As for works bearing the signature ‘Iitsu, the former Hokusai,’ we have at least the indication that the ten aizurie prints in the Fuji series were being announced as ‘single sheet prints in blues, each featuring one view and to be issued one after the other’ in the I/1831 announcement issued by the publisher Nishimuraya Yohachi. We may thus safely assume that at least the ten aizurie prints in that series can be dated to 1831. And the seal on one of the aizurie prints indicating Hokusai’s age to be 72 years, mentioned above, just confirms that aizurie printing was being practiced in 1831. This date can thus also safely be given to the three aizurie tanzaku prints signed ‘Iitsu, the former Hokusai’ as well as to the remaining twelve full colour prints in that group which were most likely published in the same year. As for the Fuji series, this was, as a much larger enterprise and still something of an experiment at the time when there was no tradition of larger series of landscape prints yet, probably issued over a period of several years.

What then remains is the series of luxury envelopes issued as aizurie and signed ‘Hokusai changing his name to Iitsu,’ and the ten prints in the Fuji series with the same signature. For the moment, we can conclude that these must date from ‘before 1831.’ Yet, we may assume that Nishimuraya waited to announce that the prints in the Fuji series would be printed in tones of blue until he was sufficiently confident that the first group of ten prints sold well. At least well enough to take the risk of issuing the remainder of the series in the newly available but still costly non-fugitive blue pigment, publishing prints was after all a completely commercial enterprise. Most likely, I would say, this means that a first group of Fuji prints had been issued some time in 1830 and needed already to be reprinted several times as demand proved to be lasting.

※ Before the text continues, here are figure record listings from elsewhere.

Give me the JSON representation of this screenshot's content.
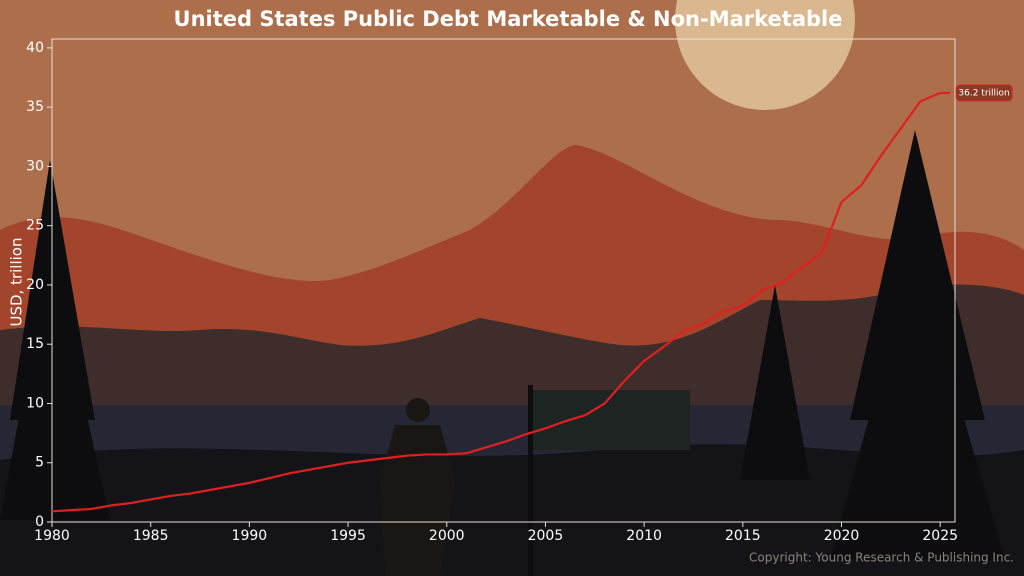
{
  "chart_data": {
    "type": "line",
    "title": "United States Public Debt Marketable & Non-Marketable",
    "ylabel": "USD, trillion",
    "copyright": "Copyright: Young Research & Publishing Inc.",
    "x": [
      1980,
      1981,
      1982,
      1983,
      1984,
      1985,
      1986,
      1987,
      1988,
      1989,
      1990,
      1991,
      1992,
      1993,
      1994,
      1995,
      1996,
      1997,
      1998,
      1999,
      2000,
      2001,
      2002,
      2003,
      2004,
      2005,
      2006,
      2007,
      2008,
      2009,
      2010,
      2011,
      2012,
      2013,
      2014,
      2015,
      2016,
      2017,
      2018,
      2019,
      2020,
      2021,
      2022,
      2023,
      2024,
      2025,
      2025.5
    ],
    "series": [
      {
        "name": "Public Debt",
        "color": "#e02020",
        "values": [
          0.9,
          1.0,
          1.1,
          1.4,
          1.6,
          1.9,
          2.2,
          2.4,
          2.7,
          3.0,
          3.3,
          3.7,
          4.1,
          4.4,
          4.7,
          5.0,
          5.2,
          5.4,
          5.6,
          5.7,
          5.7,
          5.8,
          6.3,
          6.8,
          7.4,
          7.9,
          8.5,
          9.0,
          10.0,
          11.9,
          13.6,
          14.8,
          16.1,
          16.7,
          17.8,
          18.2,
          19.6,
          20.2,
          21.5,
          22.7,
          27.0,
          28.4,
          30.9,
          33.2,
          35.5,
          36.2,
          36.2
        ],
        "value_labels": [
          null,
          null,
          null,
          null,
          null,
          null,
          null,
          null,
          null,
          null,
          null,
          null,
          null,
          null,
          null,
          null,
          null,
          null,
          null,
          null,
          null,
          null,
          null,
          null,
          null,
          null,
          null,
          null,
          null,
          null,
          null,
          null,
          null,
          null,
          null,
          null,
          null,
          null,
          null,
          null,
          null,
          null,
          null,
          null,
          null,
          null,
          "36.2 trillion"
        ]
      }
    ],
    "xlim": [
      1980,
      2025.75
    ],
    "xticks": [
      1980,
      1985,
      1990,
      1995,
      2000,
      2005,
      2010,
      2015,
      2020,
      2025
    ],
    "ylim": [
      0,
      40.75
    ],
    "yticks": [
      0,
      5,
      10,
      15,
      20,
      25,
      30,
      35,
      40
    ]
  }
}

Just to corroborate or contradict these findings, let us have a look at Hokusai’s signatures around this period: He signed a painting of a seller of New Year’s charms (British Museum Collection) ‘Hokusai Iitsu’ in I/1827; he signed the novel Shinpen Suikogaden Part 2a Hokusai Taito in I/1829 and in the same month, his Chūgi Suikoden ehon was signed Katsushika saki no Hokusai Iitsu – and we must remember that Hokusai often used different signatures for different audiences, and these are a painting, a popular novel, and a picture book respectively. In III/1830, he signed a surimono print of two women gathering salt water by the seaside ‘Hokusai aratame Iitsu,’ or ‘Hokusai changing his name to Iitsu.’

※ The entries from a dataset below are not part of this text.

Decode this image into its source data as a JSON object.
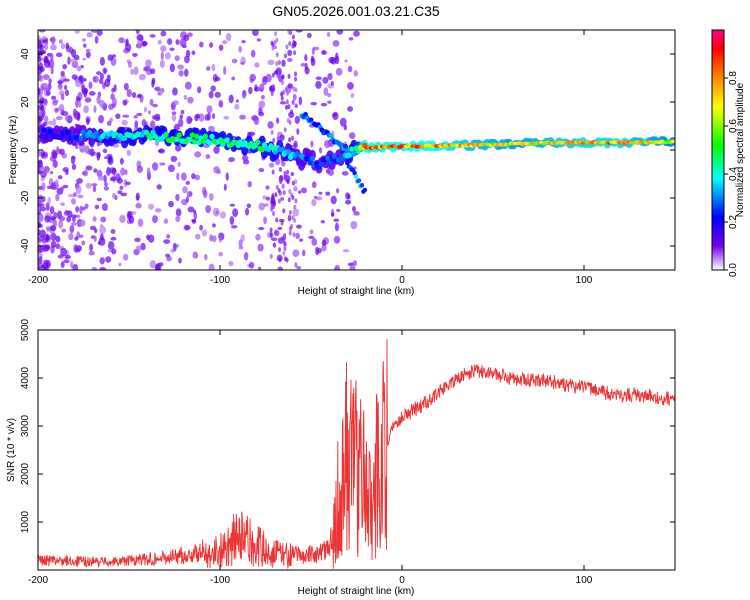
{
  "title": "GN05.2026.001.03.21.C35",
  "chart_data": [
    {
      "type": "heatmap",
      "xlabel": "Height of straight line (km)",
      "ylabel": "Frequency (Hz)",
      "xlim": [
        -200,
        150
      ],
      "ylim": [
        -50,
        50
      ],
      "x_ticks": [
        -200,
        -100,
        0,
        100
      ],
      "y_ticks": [
        -40,
        -20,
        0,
        20,
        40
      ],
      "colorbar": {
        "label": "Normalized spectral amplitude",
        "range": [
          0,
          1
        ],
        "ticks": [
          0.0,
          0.2,
          0.4,
          0.6,
          0.8
        ]
      },
      "ridge": {
        "x": [
          -200,
          -180,
          -160,
          -140,
          -120,
          -100,
          -80,
          -60,
          -45,
          -35,
          -25,
          -20,
          0,
          20,
          40,
          60,
          80,
          100,
          120,
          150
        ],
        "freq": [
          7,
          6,
          6,
          6,
          5,
          4,
          2,
          -2,
          -6,
          -3,
          0,
          1,
          1.5,
          1.8,
          2,
          2.5,
          3,
          3,
          3,
          3.5
        ],
        "amplitude": [
          0.2,
          0.25,
          0.4,
          0.45,
          0.5,
          0.5,
          0.5,
          0.35,
          0.25,
          0.3,
          0.45,
          0.9,
          0.85,
          0.85,
          0.75,
          0.7,
          0.75,
          0.8,
          0.8,
          0.65
        ]
      }
    },
    {
      "type": "line",
      "xlabel": "Height of straight line (km)",
      "ylabel": "SNR (10 * v/v)",
      "xlim": [
        -200,
        150
      ],
      "ylim": [
        0,
        5000
      ],
      "x_ticks": [
        -200,
        -100,
        0,
        100
      ],
      "y_ticks": [
        1000,
        2000,
        3000,
        4000,
        5000
      ],
      "color": "#ee3333",
      "series": [
        {
          "name": "SNR",
          "x": [
            -200,
            -180,
            -160,
            -140,
            -120,
            -100,
            -90,
            -80,
            -70,
            -60,
            -50,
            -40,
            -35,
            -30,
            -25,
            -20,
            -15,
            -10,
            -5,
            0,
            10,
            20,
            30,
            40,
            50,
            60,
            70,
            80,
            90,
            100,
            107,
            110,
            120,
            130,
            140,
            150
          ],
          "values": [
            200,
            180,
            170,
            220,
            300,
            400,
            700,
            500,
            350,
            300,
            320,
            400,
            1500,
            2500,
            2200,
            2000,
            1800,
            2500,
            3000,
            3200,
            3400,
            3700,
            4000,
            4150,
            4100,
            4000,
            3950,
            3950,
            3850,
            3800,
            3750,
            3700,
            3650,
            3650,
            3600,
            3550
          ]
        }
      ]
    }
  ]
}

I couldn’t find, so far, any other examples of the signature ‘the former Hokusai,’ but we do see the signature ‘Iitsu, the former Hokusai’ from 1831: it is used in two announcements in I/1831, the one concerning the sequel of the Fuji series of prints, the other one for a novel in eight volumes written by Ryūtei Tanehiko (not yet identified), and again in III/1831 in the 1-volume poetry collection Onna ichidai eigashū, as well as later also, in 1832, 1833 and so on. I am real glad we are here now, and I promise to make a clean and clear chronology soon, to appear in the next part of this series of notes that was concerned with the date of the Great Wave to begin with.